Lost River has a length of about 10 miles (16 km), and drains the central part of the York Mountains. Its two tributaries, Tin Creek and Cassiterite Creek, enter from the east about 3 miles (4.8 km) and 1 mile (1.6 km), respectively, from its mouth, and tin ore has been found on both of these creeks. Cassiterite Creek, which is really the larger fork of Lost River, has a length of about 3 miles (4.8 km). Tin Creek, about 2 miles (3.2 km) long, heads within about 1 mile (1.6 km) of Cassiterite Creek, and, flowing parallel with it for about the same distance, turns westward and enters Lost River through a canyon cut in the limestones of the York Mountains. Lost River itself flows in a comparatively broad valley cut in these limestones. The bed of the river is not deeply gravel filled, and the valley floor is practically cut out of the limestones and not to any extent built on them. The mouth of Cassiterite Creek is about 100 feet (30 m) above the sea. Between Tin Creek aad Lost River, there is a stock of granite intruded into the limestone, which outcrops in a nearly circular area, probably 0.5 miles (0.80 km) in diameter.

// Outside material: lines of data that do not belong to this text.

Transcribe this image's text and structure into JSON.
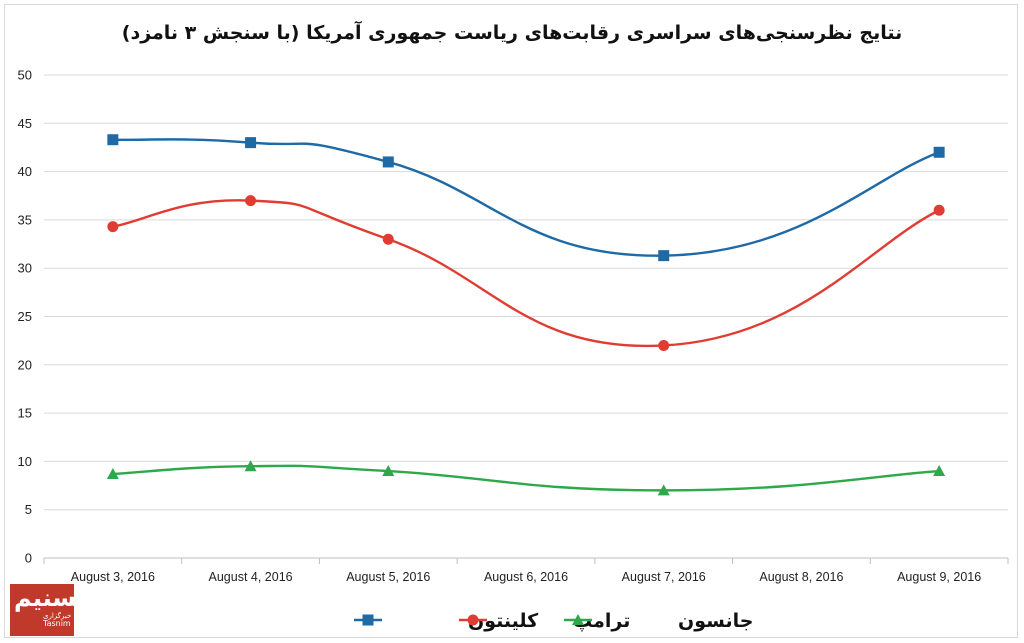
{
  "chart_data": {
    "type": "line",
    "title": "نتایج نظرسنجی‌های سراسری رقابت‌های ریاست جمهوری آمریکا (با سنجش ۳ نامزد)",
    "categories": [
      "August 3, 2016",
      "August 4, 2016",
      "August 5, 2016",
      "August 6, 2016",
      "August 7, 2016",
      "August 8, 2016",
      "August 9, 2016"
    ],
    "ylim": [
      0,
      50
    ],
    "yticks": [
      "0",
      "5",
      "10",
      "15",
      "20",
      "25",
      "30",
      "35",
      "40",
      "45",
      "50"
    ],
    "grid": true,
    "legend_position": "bottom",
    "series": [
      {
        "name": "کلینتون",
        "color": "#1f6aa5",
        "marker": "square",
        "values": [
          43.3,
          43.0,
          41.0,
          null,
          31.3,
          null,
          42.0
        ]
      },
      {
        "name": "ترامپ",
        "color": "#e03c31",
        "marker": "circle",
        "values": [
          34.3,
          37.0,
          33.0,
          null,
          22.0,
          null,
          36.0
        ]
      },
      {
        "name": "جانسون",
        "color": "#2ea84a",
        "marker": "triangle",
        "values": [
          8.7,
          9.5,
          9.0,
          null,
          7.0,
          null,
          9.0
        ]
      }
    ]
  },
  "logo": {
    "line1": "تسنیم",
    "line2": "خبرگزاری",
    "line3": "Tasnim"
  }
}
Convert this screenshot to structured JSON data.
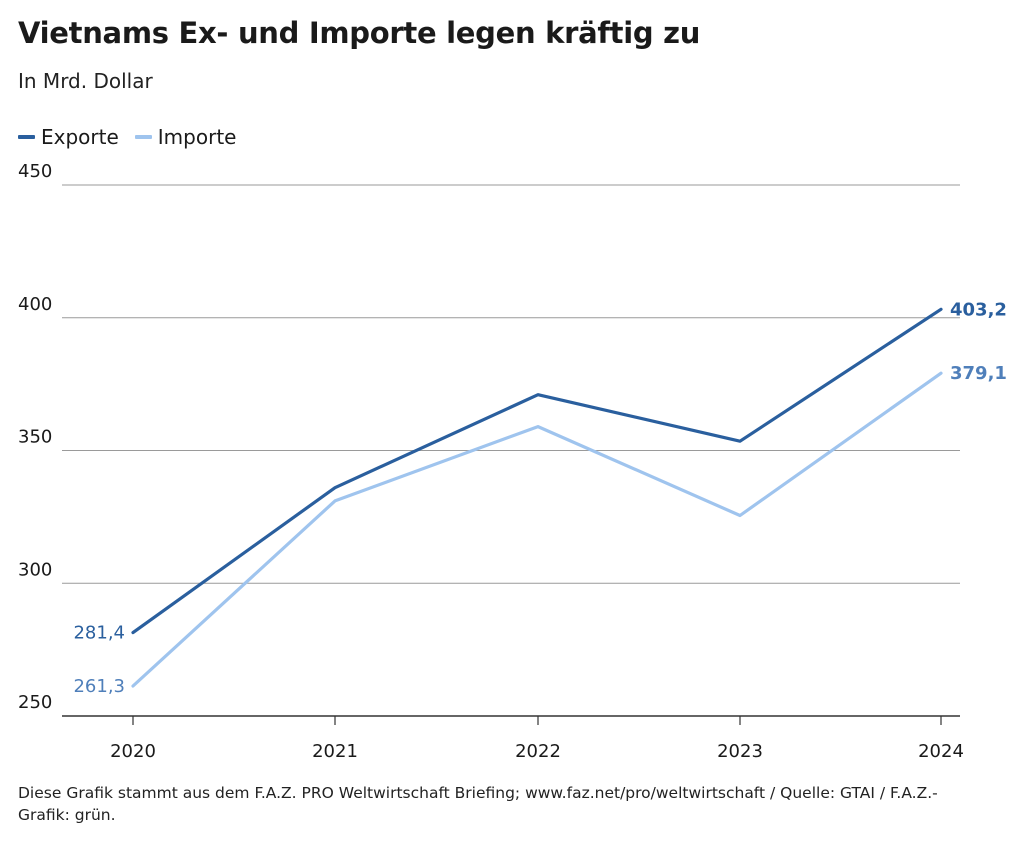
{
  "chart_data": {
    "type": "line",
    "title": "Vietnams Ex- und Importe legen kräftig zu",
    "subtitle": "In Mrd. Dollar",
    "x": [
      "2020",
      "2021",
      "2022",
      "2023",
      "2024"
    ],
    "y_ticks": [
      "250",
      "300",
      "350",
      "400",
      "450"
    ],
    "ylim": [
      250,
      450
    ],
    "grid": true,
    "legend_placement": "top-left",
    "series": [
      {
        "name": "Exporte",
        "values": [
          281.4,
          336,
          371,
          353.5,
          403.2
        ],
        "color": "#2a5f9e",
        "start_label": "281,4",
        "end_label": "403,2",
        "label_color": "#2a5f9e"
      },
      {
        "name": "Importe",
        "values": [
          261.3,
          331,
          359,
          325.5,
          379.1
        ],
        "color": "#9fc4ee",
        "start_label": "261,3",
        "end_label": "379,1",
        "label_color": "#4f7fba"
      }
    ],
    "source": "Diese Grafik stammt aus dem F.A.Z. PRO Weltwirtschaft Briefing; www.faz.net/pro/weltwirtschaft / Quelle: GTAI / F.A.Z.-Grafik: grün."
  }
}
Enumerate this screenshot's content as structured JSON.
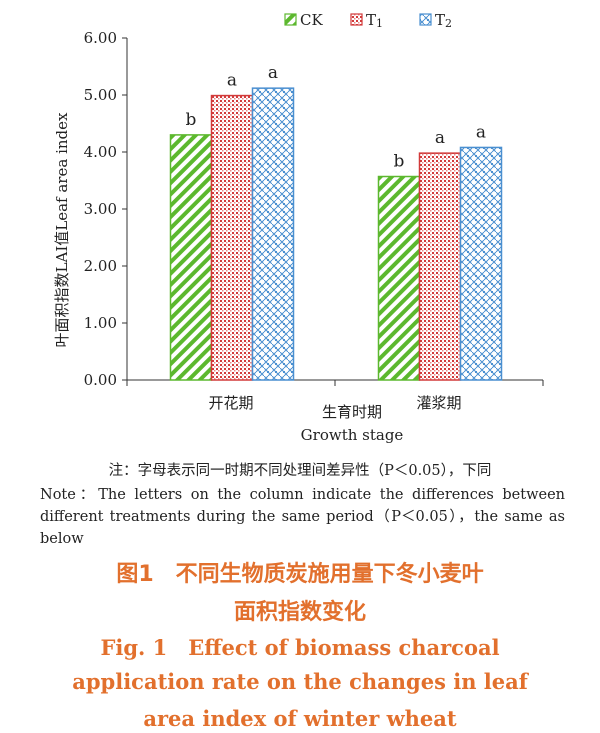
{
  "chart_data": {
    "type": "bar",
    "categories": [
      "开花期",
      "灌浆期"
    ],
    "series": [
      {
        "name": "CK",
        "values": [
          4.3,
          3.57
        ],
        "letters": [
          "b",
          "b"
        ]
      },
      {
        "name": "T1",
        "values": [
          4.99,
          3.98
        ],
        "letters": [
          "a",
          "a"
        ]
      },
      {
        "name": "T2",
        "values": [
          5.12,
          4.08
        ],
        "letters": [
          "a",
          "a"
        ]
      }
    ],
    "ylabel": "叶面积指数LAI值Leaf area index",
    "xlabel_cn": "生育时期",
    "xlabel_en": "Growth stage",
    "ylim": [
      0,
      6
    ],
    "yticks": [
      "0.00",
      "1.00",
      "2.00",
      "3.00",
      "4.00",
      "5.00",
      "6.00"
    ],
    "legend_position": "top-right",
    "grid": false,
    "colors": {
      "CK": "#5cb82e",
      "T1": "#d23a3a",
      "T2": "#4a8fd0"
    }
  },
  "notes": {
    "cn": "注：字母表示同一时期不同处理间差异性（P＜0.05），下同",
    "en": "Note：The letters on the column indicate the differences between different treatments during the same period（P＜0.05），the same as below"
  },
  "caption": {
    "cn_line1": "图1　不同生物质炭施用量下冬小麦叶",
    "cn_line2": "面积指数变化",
    "en_line1": "Fig. 1　Effect of biomass charcoal",
    "en_line2": "application rate on the changes in leaf",
    "en_line3": "area index of winter wheat"
  }
}
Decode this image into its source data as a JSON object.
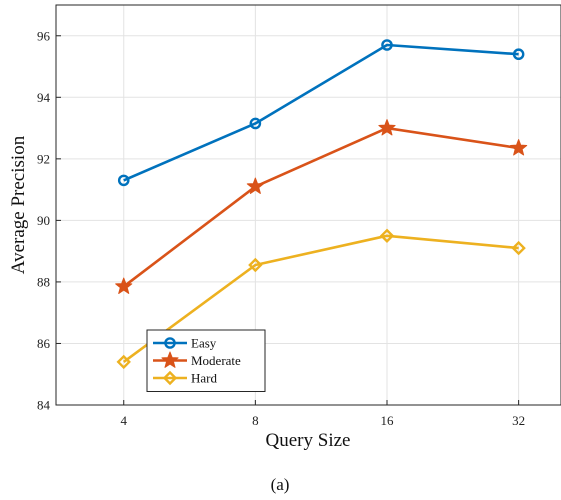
{
  "chart_data": {
    "type": "line",
    "title": "",
    "xlabel": "Query Size",
    "ylabel": "Average Precision",
    "x": [
      4,
      8,
      16,
      32
    ],
    "x_scale": "log2",
    "x_ticks": [
      "4",
      "8",
      "16",
      "32"
    ],
    "xlim": [
      2.8,
      40
    ],
    "ylim": [
      84,
      97
    ],
    "y_ticks": [
      "84",
      "86",
      "88",
      "90",
      "92",
      "94",
      "96"
    ],
    "grid": true,
    "legend_position": "bottom-left",
    "series": [
      {
        "name": "Easy",
        "values": [
          91.3,
          93.15,
          95.7,
          95.4
        ],
        "color": "#0072BD",
        "marker": "circle"
      },
      {
        "name": "Moderate",
        "values": [
          87.85,
          91.1,
          93.0,
          92.35
        ],
        "color": "#D95319",
        "marker": "star"
      },
      {
        "name": "Hard",
        "values": [
          85.4,
          88.55,
          89.5,
          89.1
        ],
        "color": "#EDB120",
        "marker": "diamond"
      }
    ]
  },
  "caption": "(a)"
}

In 1898, a party of disappointed prospectors, returning from Kotzebue Sound, were shipwrecked a few miles east of the mouth of Lost River, and were obliged to camp at that point during the winter. A cabin built largely from wreckage of their schooner is known as the Kotzebue cabin. These prospectors probably first applied the name Lost River to this stream. In the succeeding summer a mining district was organized by survivors of this expedition, with headquarters located on King River, which enters Bering Sea between Lost River and Cape York. The Lost River region was included at that time in the King River recording district. No discoveries of gold were made, however, and the region was abandoned by prospectors. In the winter of 1902, prospectors again turned their attention to this region in the search for tin ore. Granite porphyry dikes, which occur in the limestones near the mouth of Lost River and also near King River, first attracted their attention, and many specimens of this were mistaken for "tin crystals," were sent to various assayers, from whom widely divergent reports were obtained. Early in the summer of 1903, Charles Randt, Leslie Crim, and Y. J. O'Brien discovered minerals in Tin Creek and made a thorough search for tin ore in that vicinity. They made a large collection of minerals, which was sent to Teller in July, 1903. Metallic tin was readily obtained from one small specimen by aid of a blowpipe, while the larger part of the collection was shown to contain minerals of no value. The collection was of sufficient interest to tempt an examination of the locality in detail where there was evidence of tin ore which had been seen in Teller to the granitic dike on Cassiterite Creek, and also to obtain specimens of stannite ore from Tin Creek. Since this examination the dike described has been called "Cassiterite ledge" in location notices, and it has been definitely traced through a group of four claims. A crosscut trench has been made near the Cassiterite Creek end of the ledge, which, it is reported, shows that the ledge has a width of 100 feet and that cassiterite is disseminated throughout the rock.